Tuesday, 26 February 2019: Today, governments took a step to alleviate the suffering of millions of people who are victims of the worst humanitarian crisis in the world, by pledging 2.6 billion dollars so far.

It’s a long way from the 4.2 billion US dollars that are needed to support an estimated 24 million people in Yemen -almost 80% of the population - who need humanitarian assistance in 2019, many of whom are hovering on the brink of famine. 

We welcome the support for humanitarian efforts, which are ensuring that Yemeni people have access to food, clean water, education and adequate health care, as well as treating women and children for malnourishment and helping them cope with the enormous stresses they face daily.

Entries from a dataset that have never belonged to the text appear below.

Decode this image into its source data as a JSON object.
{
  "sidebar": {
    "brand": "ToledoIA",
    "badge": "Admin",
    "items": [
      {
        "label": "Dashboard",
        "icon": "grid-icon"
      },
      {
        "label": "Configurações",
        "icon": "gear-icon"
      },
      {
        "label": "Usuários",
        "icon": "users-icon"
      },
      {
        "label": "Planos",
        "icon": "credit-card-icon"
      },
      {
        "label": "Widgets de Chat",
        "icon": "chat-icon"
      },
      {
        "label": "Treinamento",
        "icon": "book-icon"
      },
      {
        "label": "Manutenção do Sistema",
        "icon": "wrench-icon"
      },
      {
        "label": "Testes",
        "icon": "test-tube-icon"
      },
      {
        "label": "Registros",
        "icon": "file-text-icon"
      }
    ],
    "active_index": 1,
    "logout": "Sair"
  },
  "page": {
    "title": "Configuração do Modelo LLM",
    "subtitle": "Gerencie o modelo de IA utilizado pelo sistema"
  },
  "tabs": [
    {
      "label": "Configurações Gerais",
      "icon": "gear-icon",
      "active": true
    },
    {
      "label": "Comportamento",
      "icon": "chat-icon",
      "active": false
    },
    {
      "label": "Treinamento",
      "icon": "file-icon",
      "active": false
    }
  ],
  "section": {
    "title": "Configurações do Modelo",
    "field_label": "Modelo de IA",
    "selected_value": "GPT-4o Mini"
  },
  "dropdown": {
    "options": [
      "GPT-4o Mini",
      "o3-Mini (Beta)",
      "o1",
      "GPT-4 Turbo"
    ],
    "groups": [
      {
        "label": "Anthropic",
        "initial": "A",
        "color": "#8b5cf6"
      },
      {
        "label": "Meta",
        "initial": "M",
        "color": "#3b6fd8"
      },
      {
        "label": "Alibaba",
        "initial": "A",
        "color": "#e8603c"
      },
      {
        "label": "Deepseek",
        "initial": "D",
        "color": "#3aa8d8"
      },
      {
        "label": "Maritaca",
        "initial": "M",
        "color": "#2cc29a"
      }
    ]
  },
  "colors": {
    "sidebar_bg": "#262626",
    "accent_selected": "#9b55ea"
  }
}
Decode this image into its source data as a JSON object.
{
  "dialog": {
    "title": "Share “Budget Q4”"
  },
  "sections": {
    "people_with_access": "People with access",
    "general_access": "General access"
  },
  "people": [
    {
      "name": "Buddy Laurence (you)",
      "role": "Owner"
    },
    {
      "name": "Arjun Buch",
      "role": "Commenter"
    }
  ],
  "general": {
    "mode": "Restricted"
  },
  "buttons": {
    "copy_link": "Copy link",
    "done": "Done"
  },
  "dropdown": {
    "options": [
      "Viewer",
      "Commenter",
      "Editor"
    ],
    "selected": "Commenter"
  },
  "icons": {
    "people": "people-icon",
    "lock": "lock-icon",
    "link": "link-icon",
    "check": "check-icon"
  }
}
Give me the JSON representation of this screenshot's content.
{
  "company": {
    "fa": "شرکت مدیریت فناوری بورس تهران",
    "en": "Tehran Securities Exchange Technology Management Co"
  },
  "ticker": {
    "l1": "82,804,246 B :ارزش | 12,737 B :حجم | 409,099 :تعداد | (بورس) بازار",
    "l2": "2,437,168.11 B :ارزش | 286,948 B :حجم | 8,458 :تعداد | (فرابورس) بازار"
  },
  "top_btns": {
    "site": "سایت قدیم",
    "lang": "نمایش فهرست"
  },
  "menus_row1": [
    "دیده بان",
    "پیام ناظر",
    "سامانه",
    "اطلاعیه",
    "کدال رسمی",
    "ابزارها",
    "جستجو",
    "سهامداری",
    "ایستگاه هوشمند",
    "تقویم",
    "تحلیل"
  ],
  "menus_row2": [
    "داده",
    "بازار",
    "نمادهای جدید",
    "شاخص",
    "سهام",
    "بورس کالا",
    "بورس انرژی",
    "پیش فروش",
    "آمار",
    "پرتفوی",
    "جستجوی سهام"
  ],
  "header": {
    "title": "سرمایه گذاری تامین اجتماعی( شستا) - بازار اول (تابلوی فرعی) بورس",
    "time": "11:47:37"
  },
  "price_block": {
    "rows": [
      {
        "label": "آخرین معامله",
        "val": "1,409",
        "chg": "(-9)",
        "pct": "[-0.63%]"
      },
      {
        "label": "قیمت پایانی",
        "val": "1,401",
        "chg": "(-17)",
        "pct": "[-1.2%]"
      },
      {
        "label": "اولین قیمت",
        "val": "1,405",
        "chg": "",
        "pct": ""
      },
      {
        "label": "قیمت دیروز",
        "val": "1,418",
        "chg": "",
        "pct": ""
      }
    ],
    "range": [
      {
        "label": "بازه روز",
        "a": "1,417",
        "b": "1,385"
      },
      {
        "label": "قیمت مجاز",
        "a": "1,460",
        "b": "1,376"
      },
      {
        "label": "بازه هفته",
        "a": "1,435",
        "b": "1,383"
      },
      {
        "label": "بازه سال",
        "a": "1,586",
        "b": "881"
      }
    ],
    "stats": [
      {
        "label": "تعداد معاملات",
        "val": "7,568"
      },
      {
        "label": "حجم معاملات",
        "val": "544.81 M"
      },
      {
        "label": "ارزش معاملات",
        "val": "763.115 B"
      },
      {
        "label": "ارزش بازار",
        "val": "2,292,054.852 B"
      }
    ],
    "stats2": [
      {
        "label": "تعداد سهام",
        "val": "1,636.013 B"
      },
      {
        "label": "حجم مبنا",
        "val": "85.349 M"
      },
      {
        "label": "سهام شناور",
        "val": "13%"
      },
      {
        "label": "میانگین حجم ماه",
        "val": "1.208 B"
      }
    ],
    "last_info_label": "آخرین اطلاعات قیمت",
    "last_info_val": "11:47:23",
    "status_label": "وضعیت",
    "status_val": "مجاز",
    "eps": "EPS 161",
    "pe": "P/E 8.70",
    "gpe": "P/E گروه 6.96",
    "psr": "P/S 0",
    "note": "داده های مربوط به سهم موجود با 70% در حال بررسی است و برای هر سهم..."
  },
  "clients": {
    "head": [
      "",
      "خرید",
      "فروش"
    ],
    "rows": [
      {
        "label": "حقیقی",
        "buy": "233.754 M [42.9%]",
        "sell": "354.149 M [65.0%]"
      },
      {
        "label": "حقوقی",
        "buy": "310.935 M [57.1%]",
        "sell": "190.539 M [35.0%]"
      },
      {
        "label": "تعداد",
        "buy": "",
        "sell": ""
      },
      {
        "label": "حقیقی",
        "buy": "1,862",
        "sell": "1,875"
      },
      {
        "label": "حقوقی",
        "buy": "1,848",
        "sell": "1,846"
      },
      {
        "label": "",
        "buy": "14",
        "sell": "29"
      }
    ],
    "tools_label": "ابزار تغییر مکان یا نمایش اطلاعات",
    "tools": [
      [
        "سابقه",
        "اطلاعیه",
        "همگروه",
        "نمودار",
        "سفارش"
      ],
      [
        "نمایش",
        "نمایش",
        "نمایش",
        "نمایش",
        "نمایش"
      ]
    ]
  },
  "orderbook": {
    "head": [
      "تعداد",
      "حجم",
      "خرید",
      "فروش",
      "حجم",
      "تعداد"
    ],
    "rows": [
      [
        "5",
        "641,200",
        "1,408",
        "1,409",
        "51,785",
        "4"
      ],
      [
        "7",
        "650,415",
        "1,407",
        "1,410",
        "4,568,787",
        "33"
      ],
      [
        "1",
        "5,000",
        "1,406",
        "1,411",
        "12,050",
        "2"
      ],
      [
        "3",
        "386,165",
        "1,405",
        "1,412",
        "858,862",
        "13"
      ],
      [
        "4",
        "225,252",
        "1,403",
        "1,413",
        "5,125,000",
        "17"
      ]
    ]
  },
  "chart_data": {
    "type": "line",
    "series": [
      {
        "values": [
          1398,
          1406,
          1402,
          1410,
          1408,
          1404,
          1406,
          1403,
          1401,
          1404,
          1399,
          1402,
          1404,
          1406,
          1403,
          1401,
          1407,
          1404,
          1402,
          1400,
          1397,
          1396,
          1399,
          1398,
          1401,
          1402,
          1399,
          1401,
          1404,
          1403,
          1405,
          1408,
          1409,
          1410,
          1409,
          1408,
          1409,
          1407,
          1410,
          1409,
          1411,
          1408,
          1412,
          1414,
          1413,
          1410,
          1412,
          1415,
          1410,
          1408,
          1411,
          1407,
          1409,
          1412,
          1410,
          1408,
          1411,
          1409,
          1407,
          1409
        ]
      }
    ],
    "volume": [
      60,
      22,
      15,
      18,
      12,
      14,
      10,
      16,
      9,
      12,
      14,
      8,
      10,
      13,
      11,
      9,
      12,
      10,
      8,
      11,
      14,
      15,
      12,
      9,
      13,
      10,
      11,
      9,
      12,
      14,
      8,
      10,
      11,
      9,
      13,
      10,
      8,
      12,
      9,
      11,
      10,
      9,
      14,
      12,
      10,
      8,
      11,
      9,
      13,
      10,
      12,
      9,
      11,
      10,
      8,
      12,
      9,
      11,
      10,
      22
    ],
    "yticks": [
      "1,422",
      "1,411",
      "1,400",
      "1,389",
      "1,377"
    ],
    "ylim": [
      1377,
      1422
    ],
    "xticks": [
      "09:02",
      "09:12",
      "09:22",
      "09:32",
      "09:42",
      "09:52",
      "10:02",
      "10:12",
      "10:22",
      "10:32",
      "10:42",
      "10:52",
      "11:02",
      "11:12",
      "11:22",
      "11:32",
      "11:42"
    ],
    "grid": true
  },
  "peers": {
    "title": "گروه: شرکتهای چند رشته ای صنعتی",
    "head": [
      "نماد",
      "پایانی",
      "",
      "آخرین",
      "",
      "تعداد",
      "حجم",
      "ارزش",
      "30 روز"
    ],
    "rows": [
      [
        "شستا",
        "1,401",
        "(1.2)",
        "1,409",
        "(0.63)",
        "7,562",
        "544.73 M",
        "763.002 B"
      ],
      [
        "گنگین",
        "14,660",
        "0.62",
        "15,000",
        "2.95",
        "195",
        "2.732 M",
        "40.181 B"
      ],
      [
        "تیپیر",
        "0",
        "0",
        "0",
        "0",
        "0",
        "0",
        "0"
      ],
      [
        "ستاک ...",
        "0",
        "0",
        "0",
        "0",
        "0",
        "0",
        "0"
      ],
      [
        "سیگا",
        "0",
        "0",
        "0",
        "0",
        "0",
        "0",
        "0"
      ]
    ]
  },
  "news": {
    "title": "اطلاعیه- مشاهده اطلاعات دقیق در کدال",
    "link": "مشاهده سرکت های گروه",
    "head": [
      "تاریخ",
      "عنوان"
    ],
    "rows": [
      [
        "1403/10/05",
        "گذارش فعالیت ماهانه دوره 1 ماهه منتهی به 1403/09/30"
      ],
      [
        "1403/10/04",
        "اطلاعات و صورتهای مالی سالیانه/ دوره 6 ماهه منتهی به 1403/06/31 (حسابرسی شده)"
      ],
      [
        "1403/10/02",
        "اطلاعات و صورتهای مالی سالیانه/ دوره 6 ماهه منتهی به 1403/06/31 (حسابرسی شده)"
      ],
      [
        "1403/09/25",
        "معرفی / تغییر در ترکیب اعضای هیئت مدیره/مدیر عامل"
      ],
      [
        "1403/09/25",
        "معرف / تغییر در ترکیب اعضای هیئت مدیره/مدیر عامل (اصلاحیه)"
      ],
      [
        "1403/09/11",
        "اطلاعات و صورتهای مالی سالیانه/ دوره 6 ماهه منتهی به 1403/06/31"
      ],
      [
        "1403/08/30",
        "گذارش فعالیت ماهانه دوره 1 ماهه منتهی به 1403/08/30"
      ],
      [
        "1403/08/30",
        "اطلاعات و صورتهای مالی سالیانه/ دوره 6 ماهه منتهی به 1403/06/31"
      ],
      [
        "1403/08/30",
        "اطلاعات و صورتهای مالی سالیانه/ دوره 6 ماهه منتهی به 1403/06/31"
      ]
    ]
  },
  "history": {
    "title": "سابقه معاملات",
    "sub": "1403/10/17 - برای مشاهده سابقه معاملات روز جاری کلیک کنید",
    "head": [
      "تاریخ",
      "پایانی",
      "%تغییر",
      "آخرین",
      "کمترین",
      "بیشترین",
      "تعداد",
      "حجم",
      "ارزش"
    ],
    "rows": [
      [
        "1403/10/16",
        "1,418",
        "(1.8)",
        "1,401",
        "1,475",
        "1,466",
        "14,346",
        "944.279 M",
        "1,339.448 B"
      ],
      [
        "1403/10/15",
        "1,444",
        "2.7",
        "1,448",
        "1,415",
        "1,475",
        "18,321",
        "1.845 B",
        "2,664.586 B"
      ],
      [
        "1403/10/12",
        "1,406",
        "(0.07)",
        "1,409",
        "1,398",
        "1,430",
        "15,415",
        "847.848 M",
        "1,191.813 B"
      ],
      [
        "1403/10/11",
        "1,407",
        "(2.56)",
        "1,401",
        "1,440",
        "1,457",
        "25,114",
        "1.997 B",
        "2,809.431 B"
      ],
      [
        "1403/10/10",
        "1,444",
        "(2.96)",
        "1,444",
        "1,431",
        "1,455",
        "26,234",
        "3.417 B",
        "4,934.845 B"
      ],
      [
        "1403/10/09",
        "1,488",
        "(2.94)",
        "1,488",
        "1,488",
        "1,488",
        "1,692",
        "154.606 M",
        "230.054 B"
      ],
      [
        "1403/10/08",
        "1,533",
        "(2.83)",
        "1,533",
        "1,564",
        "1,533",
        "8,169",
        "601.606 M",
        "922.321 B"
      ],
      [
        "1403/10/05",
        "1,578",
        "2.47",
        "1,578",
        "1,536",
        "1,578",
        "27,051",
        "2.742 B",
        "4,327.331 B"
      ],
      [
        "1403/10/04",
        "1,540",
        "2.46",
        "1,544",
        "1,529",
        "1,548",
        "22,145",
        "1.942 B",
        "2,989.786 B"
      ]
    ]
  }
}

We are ready to scale up our activities in Yemen and depend on donors for continued funding.
Yet financial support is not enough.

We desperately need commitments from some of the very same countries present today to allow unconditional access for humanitarian assistance and commercial imports to all parts of the country.

We want to hear world leaders promise to protect civilians and civilian infrastructure such as schools and hospitals, and to hold to account those who disregard international law.
The countries selling arms to warring parties in Yemen need to stop these deals with immediate effect and put in place strong monitoring and accountability mechanisms, so that devastating weapons will no longer kill and injure civilians in Yemen.

Arms must stop flowing into Yemen and political negotiations need to be supported by all involved in this conflict. 

We need to see a country wide ceasefire, protection of humanitarian workers and an inclusive peace agreement.

Only an end to hostilities can truly end the suffering of the Yemeni people.

They do not have the luxury to wait for peace any longer – they are dying every single day this war continues.


CARE has been working across Yemen since 1992 focusing on women’s and youth economic empowerment; prevention of gender-based violence; social inclusion; water resource management; civil society strengthening; good governance; and providing humanitarian assistance. CARE has a long history of implementing both development and humanitarian programming aiming to increase people’s ability to cope with crises and preparedness. CARE Yemen reaches around one million people a month and employs 300 national and international staff. 

About CARE

Founded in 1945, CARE is a leading humanitarian organisation fighting poverty and providing assistance in emergencies. Our emergency responses focus on the needs of the most vulnerable populations, particularly women and girls. CARE works in 93 countries, supporting 950 poverty-fighting development and humanitarian aid projects, reaching more than 62 million people directly (as per fundraising year 2017).